Cameron: People often ask us about the future of filmmaking because we've both been innovators in the last few years, creating cutting-edge stuff that gets widely or narrowly adopted. I think the simple answer is that filmmaking is not going to ever fundamentally change. It's about storytelling. It's about humans playing humans. It's about close-ups of actors. It's about those actors somehow saying the words and playing the moment in a way that gets in contact with the audience's hearts. I don't think that changes. I don't think that's changed in the last century.
Jackson: There's no doubt that the industry is in a weird position. It's not just Hollywood—it's international. The loss of the independent distribution companies and the finance companies, and the lack of ability to get medium-budget films these days. The studios have found comfort in these enormous movies. The big-budget blockbuster is becoming one of the most dependable forms of filmmaking. It was only three or four years ago when there was a significant risk with that kind of film. Now, especially last summer, we saw blockbuster after blockbuster be released, and they all had significant budgets and they're all doing fine. It almost doesn't matter if the film is a good film or a bad film, they're all doing OK. They've lost the ability to have that happen with a low-budget movie and with midrange-budget movies.
Cameron: But they've also lost the courage to make, frankly, a movie like Avatar, which is a blockbuster-scaled movie not based on prior arc. All the blockbusters of the last four years, like Transformers, Harry Potter, Spider-Man—they're all films based on other films or part of a franchise. The idea of making a film of that scale that's a unique piece has been lost. In the meantime, we have all these increases in technology. And there's no clear way to pay for these blockbuster movies in the old traditional way. It's not clear that the technology will come down in price in the near future.

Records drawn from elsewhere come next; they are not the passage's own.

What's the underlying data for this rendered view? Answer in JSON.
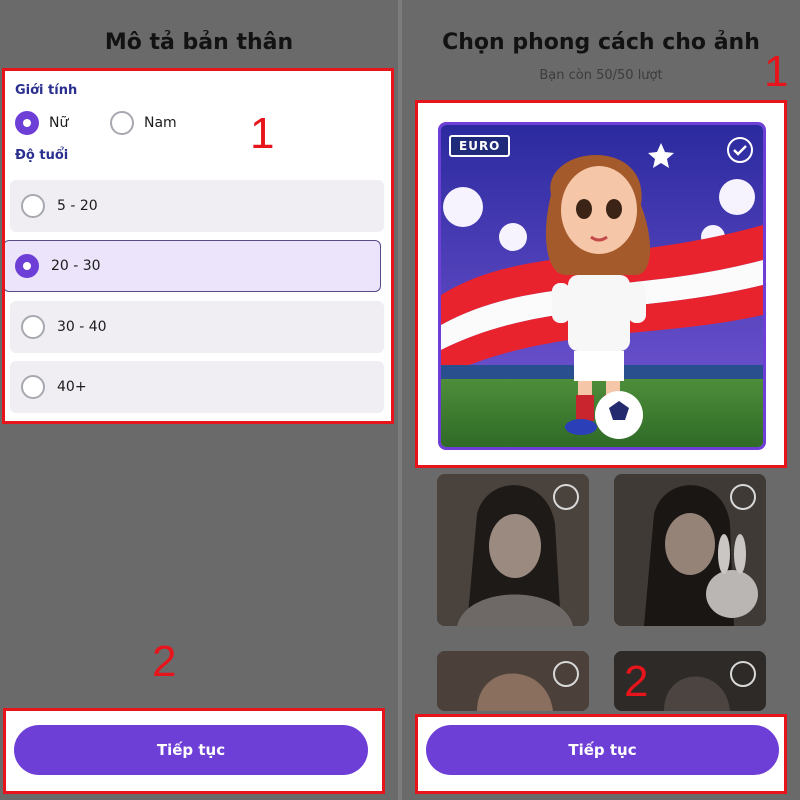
{
  "left": {
    "title": "Mô tả bản thân",
    "gender_label": "Giới tính",
    "gender_options": [
      {
        "label": "Nữ",
        "selected": true
      },
      {
        "label": "Nam",
        "selected": false
      }
    ],
    "age_label": "Độ tuổi",
    "age_options": [
      {
        "label": "5 - 20",
        "selected": false
      },
      {
        "label": "20 - 30",
        "selected": true
      },
      {
        "label": "30 - 40",
        "selected": false
      },
      {
        "label": "40+",
        "selected": false
      }
    ],
    "continue_label": "Tiếp tục"
  },
  "right": {
    "title": "Chọn phong cách cho ảnh",
    "subtitle": "Bạn còn 50/50 lượt",
    "hero_badge": "EURO",
    "styles": [
      {
        "name": "euro-football-style",
        "selected": true
      },
      {
        "name": "portrait-style-1",
        "selected": false
      },
      {
        "name": "portrait-style-rabbit",
        "selected": false
      },
      {
        "name": "portrait-style-3",
        "selected": false
      },
      {
        "name": "portrait-style-4",
        "selected": false
      }
    ],
    "continue_label": "Tiếp tục"
  },
  "annotations": {
    "left_step_1": "1",
    "left_step_2": "2",
    "right_step_1": "1",
    "right_step_2": "2"
  },
  "colors": {
    "accent": "#6e3fd6",
    "annotation": "#e8141b",
    "overlay": "#6a6a6a"
  }
}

Jackson: People are holding on to the idea of lowering the price. The vast majority of the CGI budget is labor. Unless everything goes to China or Eastern Europe in the sweatshops, that sort of approach, labor is never going to go down. It's only going to go up.

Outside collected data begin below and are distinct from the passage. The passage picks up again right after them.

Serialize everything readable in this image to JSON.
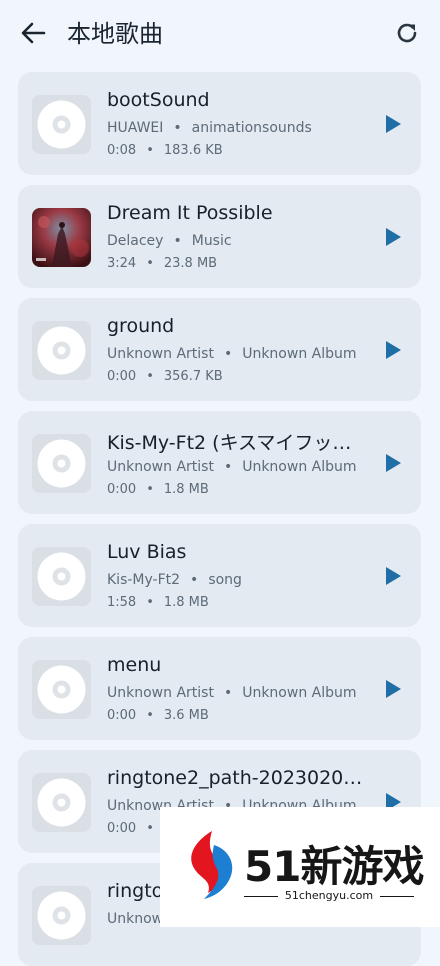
{
  "header": {
    "title": "本地歌曲"
  },
  "songs": [
    {
      "title": "bootSound",
      "artist": "HUAWEI",
      "album": "animationsounds",
      "duration": "0:08",
      "size": "183.6 KB",
      "cover": "disc-icon"
    },
    {
      "title": "Dream It Possible",
      "artist": "Delacey",
      "album": "Music",
      "duration": "3:24",
      "size": "23.8 MB",
      "cover": "album-art"
    },
    {
      "title": "ground",
      "artist": "Unknown Artist",
      "album": "Unknown Album",
      "duration": "0:00",
      "size": "356.7 KB",
      "cover": "disc-icon"
    },
    {
      "title": "Kis-My-Ft2 (キスマイフッ…",
      "artist": "Unknown Artist",
      "album": "Unknown Album",
      "duration": "0:00",
      "size": "1.8 MB",
      "cover": "disc-icon"
    },
    {
      "title": "Luv Bias",
      "artist": "Kis-My-Ft2",
      "album": "song",
      "duration": "1:58",
      "size": "1.8 MB",
      "cover": "disc-icon"
    },
    {
      "title": "menu",
      "artist": "Unknown Artist",
      "album": "Unknown Album",
      "duration": "0:00",
      "size": "3.6 MB",
      "cover": "disc-icon"
    },
    {
      "title": "ringtone2_path-2023020…",
      "artist": "Unknown Artist",
      "album": "Unknown Album",
      "duration": "0:00",
      "size": "",
      "cover": "disc-icon"
    },
    {
      "title": "ringto",
      "artist": "Unknow",
      "album": "",
      "duration": "",
      "size": "",
      "cover": "disc-icon"
    }
  ],
  "separator": "•",
  "watermark": {
    "brand": "51新游戏",
    "site": "51chengyu.com"
  },
  "colors": {
    "accent": "#1f6fa6",
    "card": "#e3eaf2",
    "background": "#f1f6fc"
  }
}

Cameron: Because computers don't create beautiful images. People do. Down at your place in Wellington [New Zealand], we had 800 people working on Avatar for the past six months.

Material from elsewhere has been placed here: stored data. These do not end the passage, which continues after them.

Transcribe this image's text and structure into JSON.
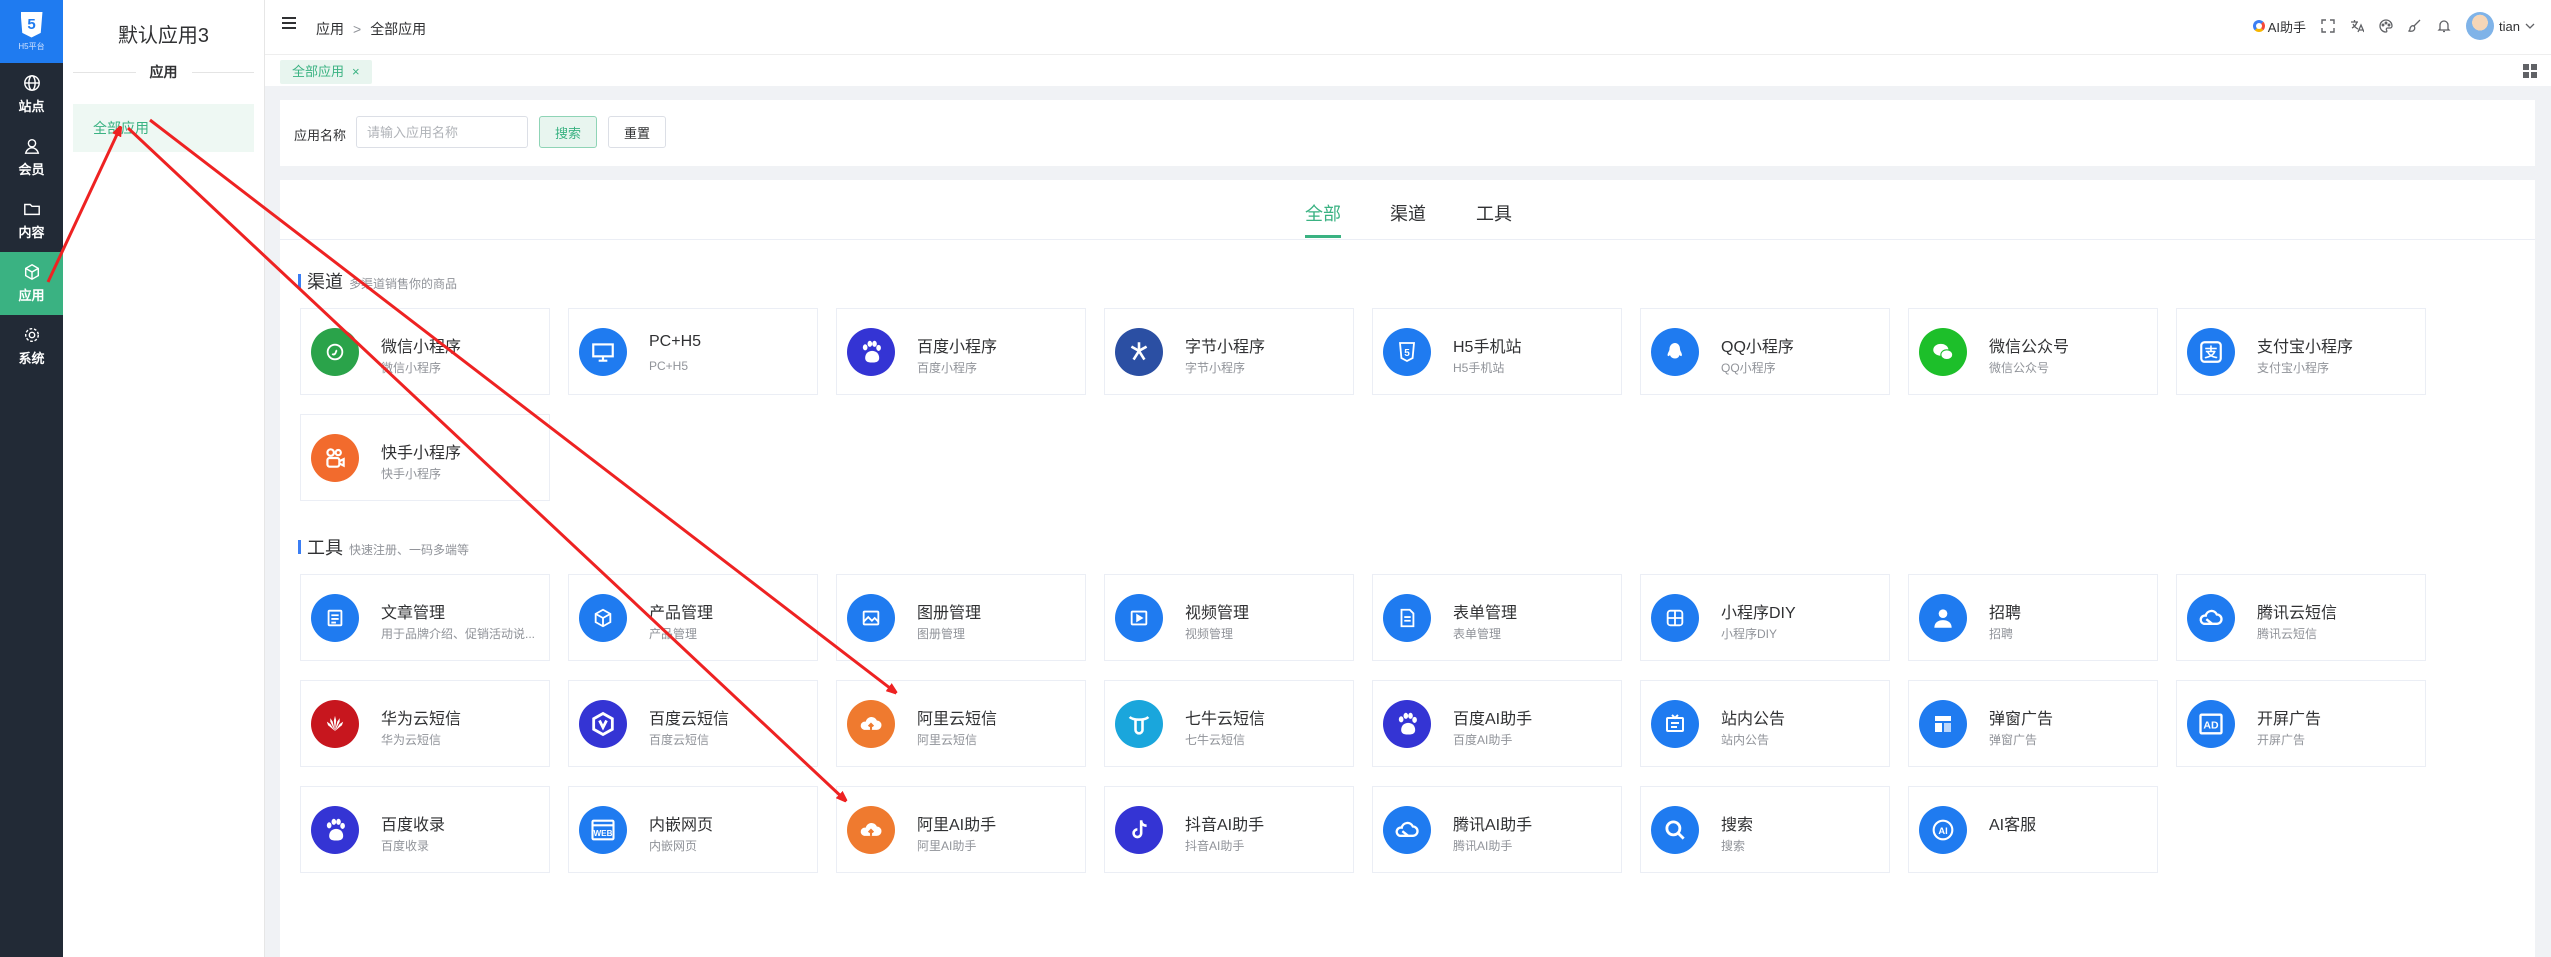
{
  "rail": {
    "logo_caption": "H5平台",
    "items": [
      {
        "label": "站点",
        "icon": "globe-icon"
      },
      {
        "label": "会员",
        "icon": "user-icon"
      },
      {
        "label": "内容",
        "icon": "folder-icon"
      },
      {
        "label": "应用",
        "icon": "cube-icon",
        "active": true
      },
      {
        "label": "系统",
        "icon": "gear-icon"
      }
    ]
  },
  "submenu": {
    "title": "默认应用3",
    "group": "应用",
    "item": "全部应用"
  },
  "header": {
    "breadcrumb": [
      "应用",
      "全部应用"
    ],
    "breadcrumb_sep": ">",
    "ai_label": "AI助手",
    "username": "tian"
  },
  "tabsbar": {
    "tab": "全部应用",
    "close": "×"
  },
  "search": {
    "label": "应用名称",
    "placeholder": "请输入应用名称",
    "value": "",
    "search_btn": "搜索",
    "reset_btn": "重置"
  },
  "main_tabs": [
    "全部",
    "渠道",
    "工具"
  ],
  "sections": {
    "channel": {
      "name": "渠道",
      "desc": "多渠道销售你的商品"
    },
    "tool": {
      "name": "工具",
      "desc": "快速注册、一码多端等"
    }
  },
  "channel_cards": [
    {
      "title": "微信小程序",
      "desc": "微信小程序",
      "icon": "wechat-mini-icon",
      "color": "#2aa34a"
    },
    {
      "title": "PC+H5",
      "desc": "PC+H5",
      "icon": "monitor-icon",
      "color": "#1f7bf0"
    },
    {
      "title": "百度小程序",
      "desc": "百度小程序",
      "icon": "baidu-paw-icon",
      "color": "#3434d4"
    },
    {
      "title": "字节小程序",
      "desc": "字节小程序",
      "icon": "bytedance-icon",
      "color": "#2b4fa3"
    },
    {
      "title": "H5手机站",
      "desc": "H5手机站",
      "icon": "html5-icon",
      "color": "#1f7bf0"
    },
    {
      "title": "QQ小程序",
      "desc": "QQ小程序",
      "icon": "qq-icon",
      "color": "#1f7bf0"
    },
    {
      "title": "微信公众号",
      "desc": "微信公众号",
      "icon": "wechat-icon",
      "color": "#1dbf2a"
    },
    {
      "title": "支付宝小程序",
      "desc": "支付宝小程序",
      "icon": "alipay-icon",
      "color": "#1f7bf0"
    },
    {
      "title": "快手小程序",
      "desc": "快手小程序",
      "icon": "kuaishou-icon",
      "color": "#f26b2d"
    }
  ],
  "tool_cards": [
    {
      "title": "文章管理",
      "desc": "用于品牌介绍、促销活动说...",
      "icon": "article-icon",
      "color": "#1f7bf0"
    },
    {
      "title": "产品管理",
      "desc": "产品管理",
      "icon": "product-icon",
      "color": "#1f7bf0"
    },
    {
      "title": "图册管理",
      "desc": "图册管理",
      "icon": "gallery-icon",
      "color": "#1f7bf0"
    },
    {
      "title": "视频管理",
      "desc": "视频管理",
      "icon": "video-icon",
      "color": "#1f7bf0"
    },
    {
      "title": "表单管理",
      "desc": "表单管理",
      "icon": "form-icon",
      "color": "#1f7bf0"
    },
    {
      "title": "小程序DIY",
      "desc": "小程序DIY",
      "icon": "diy-icon",
      "color": "#1f7bf0"
    },
    {
      "title": "招聘",
      "desc": "招聘",
      "icon": "recruit-icon",
      "color": "#1f7bf0"
    },
    {
      "title": "腾讯云短信",
      "desc": "腾讯云短信",
      "icon": "tencent-cloud-icon",
      "color": "#1f7bf0"
    },
    {
      "title": "华为云短信",
      "desc": "华为云短信",
      "icon": "huawei-icon",
      "color": "#c7161e"
    },
    {
      "title": "百度云短信",
      "desc": "百度云短信",
      "icon": "baidu-cloud-icon",
      "color": "#3434d4"
    },
    {
      "title": "阿里云短信",
      "desc": "阿里云短信",
      "icon": "aliyun-icon",
      "color": "#ef7a2f"
    },
    {
      "title": "七牛云短信",
      "desc": "七牛云短信",
      "icon": "qiniu-icon",
      "color": "#1aa6dc"
    },
    {
      "title": "百度AI助手",
      "desc": "百度AI助手",
      "icon": "baidu-paw-icon",
      "color": "#3434d4"
    },
    {
      "title": "站内公告",
      "desc": "站内公告",
      "icon": "notice-icon",
      "color": "#1f7bf0"
    },
    {
      "title": "弹窗广告",
      "desc": "弹窗广告",
      "icon": "popup-icon",
      "color": "#1f7bf0"
    },
    {
      "title": "开屏广告",
      "desc": "开屏广告",
      "icon": "ad-icon",
      "color": "#1f7bf0"
    },
    {
      "title": "百度收录",
      "desc": "百度收录",
      "icon": "baidu-paw-icon",
      "color": "#3434d4"
    },
    {
      "title": "内嵌网页",
      "desc": "内嵌网页",
      "icon": "web-icon",
      "color": "#1f7bf0"
    },
    {
      "title": "阿里AI助手",
      "desc": "阿里AI助手",
      "icon": "aliyun-icon",
      "color": "#ef7a2f"
    },
    {
      "title": "抖音AI助手",
      "desc": "抖音AI助手",
      "icon": "douyin-icon",
      "color": "#3434d4"
    },
    {
      "title": "腾讯AI助手",
      "desc": "腾讯AI助手",
      "icon": "tencent-cloud-icon",
      "color": "#1f7bf0"
    },
    {
      "title": "搜索",
      "desc": "搜索",
      "icon": "search-icon",
      "color": "#1f7bf0"
    },
    {
      "title": "AI客服",
      "desc": "",
      "icon": "ai-service-icon",
      "color": "#1f7bf0"
    }
  ],
  "colors": {
    "accent": "#3ab282",
    "rail_bg": "#222a36",
    "annotation": "#ee2222"
  }
}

Jackson: The ones that are conscious anyway.
Cameron: I'm sure there was a big night at the Wellington pubs a few days ago when they turned over their last shot.
Jackson: I think there were a few pillows and sleeping bags under desks. A lot of media attention is switching to technology in the wrong way. They're saying the industry is in trouble; will 3-D save it? That really doesn't have anything to do with it. The industry is in trouble, but it has nothing to do with technology, nor is technology going to necessarily be the savior.
Cameron: No, it can't: 3-D may help define the idea of the big show at the cinema, the cinematic experience, but I think the heart of the cinematic experience is the group experience. It's the psychology of sitting in a dark room with a bunch of people and reacting to something, and feeling like your reaction is the same as the rest of the group, a way of proof-checking your emotions are normal.
Jackson: Or not.
Cameron: If you're the one guy laughing out of 400 people, you're obviously out of step. I don't think that's going to change. People have been downloading films, watching films on laptops, watching films on iPods for quite some time now. Ticket sales are not dropping at the same rate that those other methods of media are rising. I came to filmmaking in the early '80s, and it was a time of deep economic recession. It was a time when VHS home video was taking money from the theaters. The film industry was depressed. That's what I knew—a state of upheaval and change. It all sorted itself out. These things always sort themselves out. The fundamental question is: is cinema staying or is it going away? I think it shows no signs of going away. I feel quite confident you and I are going to make the kinds of films we love 10 and 20 years from now.
Jackson: I do too. In addition to the theatrical experience, we will be seeing a lot of other forms of distribution and delivery, which is going to be interesting. We have things like Xbox Live with all the subscribers. It's not going to be too much longer before Xbox Live produces programming. There are so many opportunities there. Everybody is playing a defensive game. Nobody is going on the attack and being brave and courageous, apart from you.